A une époque où l’on ne cesse de faire la guerre contre le téléphone au volant, les constructeurs mettent toujours plus d’écrans dans leurs voitures. Bien que cela ne soit pas tout récent, le phénomène s’est considérablement accéléré depuis que Tesla a présenté sa Model S, il y a déjà pratiquement dix ans. Avec sa tablette tactile géante, c’est cette voiture qui a lancé la course aux écrans, et qui pousse les marques à aller toujours plus loin, à l’instar de Mercedes et de son hyperscreen, qui pourra équiper la future EQS. Mais est-ce vraiment une bonne chose ? Est-ce qu’autant d’écrans ont vraiment leur place dans une voiture ? Il est légitime de se poser la question, d’autant que certains modèles emmènent plus d’écrans qu’il n’y en a dans la chambre d’un adolescent prépubère accro à Fortnite.
A la fin des années 2000, les écrans commençaient à devenir monnaie courante dans le monde de l’automobile. Mais à la différence d’aujourd’hui, ils n’équipaient que certains modèles, haut de gamme le plus souvent, parfois même en option. Comprenez qu’il était rare, pour ne pas dire impossible, de croiser une citadine avec un écran. Puis les années 2010 sont arrivées, et tout s’est accéléré, et pas forcément pour le mieux. Comme on vous le disait, c’est Tesla qui a tout déclenché, avec sa Model S et son écran démesuré. Même si les dalles tactiles commençaient à se démocratiser sur l’ensemble des gammes des différentes marques, même en série chez certaines, la firme Américaine a clairement accéléré le phénomène. Ce qui était auparavant réservé aux Série 7, A8 et C5 a commencé à débarquer sur les Série 1, A1, C3 et autres petits modèles.
Et c’est là qu’on pourrait se dire que c’est génial. Le fait de voir arriver des équipements de voitures très coûteuses sur des modèles plus accessibles est généralement une bonne chose. Mais pour les écrans, c’est un peu différent. Aujourd’hui, l’immense majorité des voitures dispose d’un seul écran tactile central, ce qui est amplement suffisant pour regrouper l’ensemble des fonctionnalités proposées. Ajoutez à cela l’instrumentation numérique qui commence elle aussi à se généraliser, et vous arrivez à un total de deux écrans. Avec ça, vous pouvez déjà facilement avoir accès aux données de conduite, au téléphone, à la musique par bluetooth ou encore au GPS.

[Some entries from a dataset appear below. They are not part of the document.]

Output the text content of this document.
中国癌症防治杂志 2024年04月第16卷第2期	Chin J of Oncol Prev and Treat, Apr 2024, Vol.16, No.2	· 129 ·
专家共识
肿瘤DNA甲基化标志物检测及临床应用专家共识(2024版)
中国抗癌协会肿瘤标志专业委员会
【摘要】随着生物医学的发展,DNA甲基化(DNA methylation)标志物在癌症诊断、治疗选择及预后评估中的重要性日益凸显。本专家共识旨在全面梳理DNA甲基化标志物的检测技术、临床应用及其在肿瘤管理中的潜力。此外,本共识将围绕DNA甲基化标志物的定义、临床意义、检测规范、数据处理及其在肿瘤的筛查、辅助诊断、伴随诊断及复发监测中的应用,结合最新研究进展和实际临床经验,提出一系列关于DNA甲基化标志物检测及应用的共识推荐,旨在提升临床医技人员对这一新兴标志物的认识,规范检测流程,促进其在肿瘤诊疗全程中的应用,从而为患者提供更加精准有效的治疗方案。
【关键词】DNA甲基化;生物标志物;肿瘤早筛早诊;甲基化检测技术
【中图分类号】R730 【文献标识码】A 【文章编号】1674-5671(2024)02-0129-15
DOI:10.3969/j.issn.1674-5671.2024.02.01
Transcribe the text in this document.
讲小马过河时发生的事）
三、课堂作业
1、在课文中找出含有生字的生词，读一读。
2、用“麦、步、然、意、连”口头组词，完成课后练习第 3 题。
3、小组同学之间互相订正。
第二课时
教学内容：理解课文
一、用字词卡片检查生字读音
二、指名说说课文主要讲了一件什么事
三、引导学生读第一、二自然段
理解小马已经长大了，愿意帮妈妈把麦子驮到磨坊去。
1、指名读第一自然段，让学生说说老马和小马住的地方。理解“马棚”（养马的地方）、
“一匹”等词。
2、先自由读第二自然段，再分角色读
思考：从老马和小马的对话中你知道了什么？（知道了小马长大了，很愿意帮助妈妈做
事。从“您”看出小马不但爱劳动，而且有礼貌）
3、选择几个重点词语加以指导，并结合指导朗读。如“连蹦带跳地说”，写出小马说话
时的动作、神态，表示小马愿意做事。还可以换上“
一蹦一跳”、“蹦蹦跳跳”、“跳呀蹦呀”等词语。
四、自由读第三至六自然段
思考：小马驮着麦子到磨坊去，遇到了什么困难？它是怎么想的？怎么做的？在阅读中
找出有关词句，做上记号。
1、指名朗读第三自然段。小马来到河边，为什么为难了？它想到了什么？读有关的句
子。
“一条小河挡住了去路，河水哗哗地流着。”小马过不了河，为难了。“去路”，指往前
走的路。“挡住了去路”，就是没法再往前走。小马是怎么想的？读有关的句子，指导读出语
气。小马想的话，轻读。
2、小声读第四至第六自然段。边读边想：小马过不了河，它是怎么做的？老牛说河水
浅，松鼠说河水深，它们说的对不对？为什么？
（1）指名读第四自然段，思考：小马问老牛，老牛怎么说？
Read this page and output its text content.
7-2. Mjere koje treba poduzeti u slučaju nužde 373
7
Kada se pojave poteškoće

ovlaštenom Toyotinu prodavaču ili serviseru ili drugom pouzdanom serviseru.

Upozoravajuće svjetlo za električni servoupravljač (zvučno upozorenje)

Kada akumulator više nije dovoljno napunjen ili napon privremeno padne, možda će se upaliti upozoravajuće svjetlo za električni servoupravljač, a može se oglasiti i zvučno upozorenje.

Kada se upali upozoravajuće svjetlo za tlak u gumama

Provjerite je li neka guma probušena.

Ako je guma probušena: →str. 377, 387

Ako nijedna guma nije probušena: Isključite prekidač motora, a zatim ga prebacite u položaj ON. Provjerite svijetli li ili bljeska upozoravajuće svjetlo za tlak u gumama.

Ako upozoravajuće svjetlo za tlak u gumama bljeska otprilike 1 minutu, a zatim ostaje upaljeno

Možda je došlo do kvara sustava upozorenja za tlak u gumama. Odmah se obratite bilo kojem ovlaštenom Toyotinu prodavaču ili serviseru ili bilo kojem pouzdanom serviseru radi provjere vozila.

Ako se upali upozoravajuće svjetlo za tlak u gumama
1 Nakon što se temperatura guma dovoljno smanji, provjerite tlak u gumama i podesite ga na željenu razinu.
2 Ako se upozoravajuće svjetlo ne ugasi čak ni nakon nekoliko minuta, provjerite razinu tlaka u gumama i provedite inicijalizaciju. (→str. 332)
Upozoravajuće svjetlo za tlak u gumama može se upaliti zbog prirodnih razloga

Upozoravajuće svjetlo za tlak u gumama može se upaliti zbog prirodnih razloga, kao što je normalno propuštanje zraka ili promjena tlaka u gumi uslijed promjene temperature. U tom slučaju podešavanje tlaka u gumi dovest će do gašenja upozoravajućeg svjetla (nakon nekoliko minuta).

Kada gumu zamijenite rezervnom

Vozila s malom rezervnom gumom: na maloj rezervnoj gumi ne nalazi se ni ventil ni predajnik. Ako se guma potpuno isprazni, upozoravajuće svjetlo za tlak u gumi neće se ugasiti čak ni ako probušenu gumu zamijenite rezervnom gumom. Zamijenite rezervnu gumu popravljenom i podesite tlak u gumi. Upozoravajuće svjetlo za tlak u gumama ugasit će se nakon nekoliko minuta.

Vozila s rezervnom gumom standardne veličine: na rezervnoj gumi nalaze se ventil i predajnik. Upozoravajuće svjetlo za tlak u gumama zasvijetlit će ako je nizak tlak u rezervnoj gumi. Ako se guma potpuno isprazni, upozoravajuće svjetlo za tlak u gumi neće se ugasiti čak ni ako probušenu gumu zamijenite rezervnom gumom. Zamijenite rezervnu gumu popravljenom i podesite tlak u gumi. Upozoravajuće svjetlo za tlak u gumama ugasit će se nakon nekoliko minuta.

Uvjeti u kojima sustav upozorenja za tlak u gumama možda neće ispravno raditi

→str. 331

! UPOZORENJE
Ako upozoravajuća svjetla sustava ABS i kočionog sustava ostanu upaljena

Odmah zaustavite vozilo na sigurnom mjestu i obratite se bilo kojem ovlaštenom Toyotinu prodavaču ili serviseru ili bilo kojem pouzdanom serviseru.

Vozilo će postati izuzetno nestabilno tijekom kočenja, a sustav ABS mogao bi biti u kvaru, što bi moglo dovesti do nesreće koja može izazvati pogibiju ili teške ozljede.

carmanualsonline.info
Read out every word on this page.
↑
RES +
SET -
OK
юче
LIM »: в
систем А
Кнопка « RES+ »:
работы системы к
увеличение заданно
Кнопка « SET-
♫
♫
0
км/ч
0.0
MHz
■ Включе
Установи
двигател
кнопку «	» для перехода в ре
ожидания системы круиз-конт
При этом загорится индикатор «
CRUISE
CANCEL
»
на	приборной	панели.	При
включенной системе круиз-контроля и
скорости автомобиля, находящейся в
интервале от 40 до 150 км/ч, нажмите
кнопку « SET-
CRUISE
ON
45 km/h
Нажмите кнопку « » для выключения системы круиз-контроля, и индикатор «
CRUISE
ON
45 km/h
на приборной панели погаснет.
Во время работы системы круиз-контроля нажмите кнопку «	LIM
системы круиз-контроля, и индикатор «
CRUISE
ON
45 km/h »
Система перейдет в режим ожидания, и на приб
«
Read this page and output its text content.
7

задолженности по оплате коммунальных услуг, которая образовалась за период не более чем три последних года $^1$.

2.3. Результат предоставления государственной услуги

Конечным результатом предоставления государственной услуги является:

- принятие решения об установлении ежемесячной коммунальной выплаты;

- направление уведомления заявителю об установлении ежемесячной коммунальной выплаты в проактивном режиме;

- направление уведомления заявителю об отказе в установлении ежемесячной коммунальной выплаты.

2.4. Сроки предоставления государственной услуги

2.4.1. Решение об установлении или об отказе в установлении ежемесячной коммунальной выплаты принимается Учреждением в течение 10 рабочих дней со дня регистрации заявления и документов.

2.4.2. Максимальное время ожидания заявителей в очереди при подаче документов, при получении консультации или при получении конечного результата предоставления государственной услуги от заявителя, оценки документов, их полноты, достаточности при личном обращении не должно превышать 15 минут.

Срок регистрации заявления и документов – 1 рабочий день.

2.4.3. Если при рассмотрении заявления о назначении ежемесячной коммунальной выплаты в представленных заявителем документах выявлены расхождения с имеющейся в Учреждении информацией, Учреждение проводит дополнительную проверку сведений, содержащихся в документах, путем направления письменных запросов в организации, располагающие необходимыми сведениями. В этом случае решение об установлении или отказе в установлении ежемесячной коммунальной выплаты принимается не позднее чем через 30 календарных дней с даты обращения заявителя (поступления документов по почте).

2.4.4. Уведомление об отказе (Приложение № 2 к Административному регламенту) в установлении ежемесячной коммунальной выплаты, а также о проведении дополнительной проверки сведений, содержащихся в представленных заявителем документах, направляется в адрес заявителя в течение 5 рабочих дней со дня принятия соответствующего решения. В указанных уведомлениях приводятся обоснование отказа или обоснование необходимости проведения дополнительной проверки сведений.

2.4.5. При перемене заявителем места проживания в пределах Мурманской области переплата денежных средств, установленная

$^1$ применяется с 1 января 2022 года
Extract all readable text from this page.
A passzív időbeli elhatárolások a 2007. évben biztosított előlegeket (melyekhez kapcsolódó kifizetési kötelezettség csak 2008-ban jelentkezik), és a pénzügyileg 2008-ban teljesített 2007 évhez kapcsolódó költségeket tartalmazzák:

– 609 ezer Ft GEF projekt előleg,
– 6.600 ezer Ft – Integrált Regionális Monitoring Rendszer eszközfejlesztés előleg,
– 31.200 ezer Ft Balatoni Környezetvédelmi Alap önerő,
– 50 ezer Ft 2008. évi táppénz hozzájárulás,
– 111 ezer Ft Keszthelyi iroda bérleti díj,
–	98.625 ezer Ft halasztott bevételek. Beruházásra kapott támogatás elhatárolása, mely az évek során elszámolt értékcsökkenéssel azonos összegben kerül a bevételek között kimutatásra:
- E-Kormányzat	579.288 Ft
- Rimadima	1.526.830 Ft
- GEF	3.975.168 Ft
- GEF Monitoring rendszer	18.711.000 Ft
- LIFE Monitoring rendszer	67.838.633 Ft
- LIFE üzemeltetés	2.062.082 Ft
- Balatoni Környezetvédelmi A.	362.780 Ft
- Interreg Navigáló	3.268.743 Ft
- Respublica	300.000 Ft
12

Les marques auraient donc pu s’arrêter là. Mais elles se sont laissé prendre au jeu, et les écrans ont alors continué leur invasion. Certaines marques sont bien plus fortes que d’autres dans ce domaine, notamment les Allemandes. Si BMW a su rester rationnelle avec « seulement » deux écrans sur tous ses modèles (instrumentation numérique et écran central), Audi en met trois sur ses modèles les plus haut de gamme ! Une A6 par exemple, dispose du Virtual Cockpit, d’un écran central ainsi que d’un écran placé plus bas, dédié aux commandes de climatisation. Une Audi A8 en propose même 4, le dernier étant placé au dos de l’accoudoir central, destiné aux passagers arrière. Plus encore, une Porsche Taycan propose un écran supplémentaire situé en face du siège passager à l’avant.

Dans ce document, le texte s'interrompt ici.